According to interviews with compliance officials across the country, as banks' outreach broadens, more applicants are drawn into the process, but more are ultimately turned down because of impaired or scant credit histories. The rejection rates are increasing despite eased underwriting standards and assistance to improve the borrowers' applications.

Those rejections are drawing more attention from consumer groups like the Association of Consumers for Reform Now, which conducted a recent study of HMDA data that cast bankers in an unflattering light.

"Yes, we are troubled by the HMDA numbers," the American Bankers Association said in a formal response to the ACORN report. "But we are just as troubled by the widespread misunderstanding of what those numbers can mean. ...

"[M]any banks ... reaching out into their communities ... have seen their numbers worsen. In fact, the harder some banks try, the worse their HMDA numbers will get, because less-credit-worthy consumers may feel encouraged to apply for the first time."

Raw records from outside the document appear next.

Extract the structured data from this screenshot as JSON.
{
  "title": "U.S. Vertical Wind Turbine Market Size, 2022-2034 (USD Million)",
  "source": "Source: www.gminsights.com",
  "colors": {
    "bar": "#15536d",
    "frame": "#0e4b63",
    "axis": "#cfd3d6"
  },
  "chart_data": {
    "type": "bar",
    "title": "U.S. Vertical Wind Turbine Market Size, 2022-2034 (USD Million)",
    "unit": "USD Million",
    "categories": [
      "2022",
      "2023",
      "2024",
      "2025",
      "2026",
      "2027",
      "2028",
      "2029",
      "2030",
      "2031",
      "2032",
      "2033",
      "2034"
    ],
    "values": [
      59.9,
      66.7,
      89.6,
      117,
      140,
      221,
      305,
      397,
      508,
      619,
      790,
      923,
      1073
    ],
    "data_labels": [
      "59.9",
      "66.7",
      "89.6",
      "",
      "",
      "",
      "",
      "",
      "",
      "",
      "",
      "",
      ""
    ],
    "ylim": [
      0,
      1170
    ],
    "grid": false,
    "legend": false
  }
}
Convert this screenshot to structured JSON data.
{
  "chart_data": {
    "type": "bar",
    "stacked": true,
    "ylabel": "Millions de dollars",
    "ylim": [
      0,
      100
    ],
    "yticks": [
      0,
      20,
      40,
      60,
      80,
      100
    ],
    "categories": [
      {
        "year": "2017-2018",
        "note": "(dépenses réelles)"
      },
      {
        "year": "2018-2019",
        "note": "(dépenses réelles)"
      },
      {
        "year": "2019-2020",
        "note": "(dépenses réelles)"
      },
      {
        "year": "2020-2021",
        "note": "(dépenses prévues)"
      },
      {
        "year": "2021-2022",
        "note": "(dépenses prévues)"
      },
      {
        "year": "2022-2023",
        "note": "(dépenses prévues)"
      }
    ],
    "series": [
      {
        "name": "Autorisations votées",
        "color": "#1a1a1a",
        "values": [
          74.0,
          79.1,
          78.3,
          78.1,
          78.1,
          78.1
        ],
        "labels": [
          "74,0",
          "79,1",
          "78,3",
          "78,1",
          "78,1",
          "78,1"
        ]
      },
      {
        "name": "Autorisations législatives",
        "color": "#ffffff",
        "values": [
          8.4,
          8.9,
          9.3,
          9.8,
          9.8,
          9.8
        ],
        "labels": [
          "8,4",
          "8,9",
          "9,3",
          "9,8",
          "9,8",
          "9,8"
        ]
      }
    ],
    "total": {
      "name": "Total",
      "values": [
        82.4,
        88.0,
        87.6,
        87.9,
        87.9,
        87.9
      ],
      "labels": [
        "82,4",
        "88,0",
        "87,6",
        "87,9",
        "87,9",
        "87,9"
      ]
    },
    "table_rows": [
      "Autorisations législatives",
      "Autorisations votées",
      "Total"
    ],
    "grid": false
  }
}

But this explanation will not go down easily with regulators. Fair lending examiners will look closely at the loan files of rejected minority applicants to ascertain if the rejected applicants were, in fact, treated with more leniency. They will ask:

* Are the results of the lending process equal for qualified racially or ethnically different applicants and white applicants?

* Was the lender equally helpful. patient, creative and accommodating during the application and underwriting processes toward applicants from different racial or ethnic groups as it was with whites?

The first loan files that fair lending examiners will review are denials of applications by minority applicants. They will look for evidence of particularly strong or weak assistance by the bank in dealing with whether underwriting guidelines were made more flexible for applicants, whether applicants were offered credit counseling and whether applicants were offered special payment plans or lower interest rates.

Examiners will search loan files for evidence of the quality of assistance a bank provides to applicants it ultimately rejects. They will look for:

* disclosure in the application and credit report of correctable deficiencies for which the lender's responses can be tracked;

* evidence of customer correspondence, notes of phone calls, logs of the sequence of events in a transaction and annotations on loan documents that may disclose how patiently or vigorously the lender dealt with problems;

* accounts of dealings with third parties essential to the transaction that might also reveal the level of patience of the loan officer in working to get an applicant approved; and

* underwriting worksheets, which, when considered with application data, can reveal whether sources of income, debts and assets were characterized favorably.

At the least, banks with unchanged or lower figures will face grueling fair lending examinations. Worse, they may be investigated by the Department of Justice and Department of Housing and Urban Development.

Financial institutions already under investigation for suspected discriminatory lending and whose 1992 HMDA data haven't improved will be vulnerable to the mounting political pressures to be used as examples.

Consequently, any of these institutions could become the next Decatur Federal Savings & Loan, an Atlanta thrift that U.S. prosecutors took to court late last summer for allegedly discriminating against 48 black applicants between 1988 and 1992. The bank settled out of court for $1 million.

Interagency fair lending exam guidelines issued last spring reveal that regulators are operating on the premise that during the "less formal aspects of the loan process--such as the bank's soliciting of information or informing the applicant of problems and how to address them--the lender's consciousness of potential bias may be low and the subtle influence of stereotyped perceptions, interracial influence of stereotyped perceptions. interracial unease, [et cetera], high.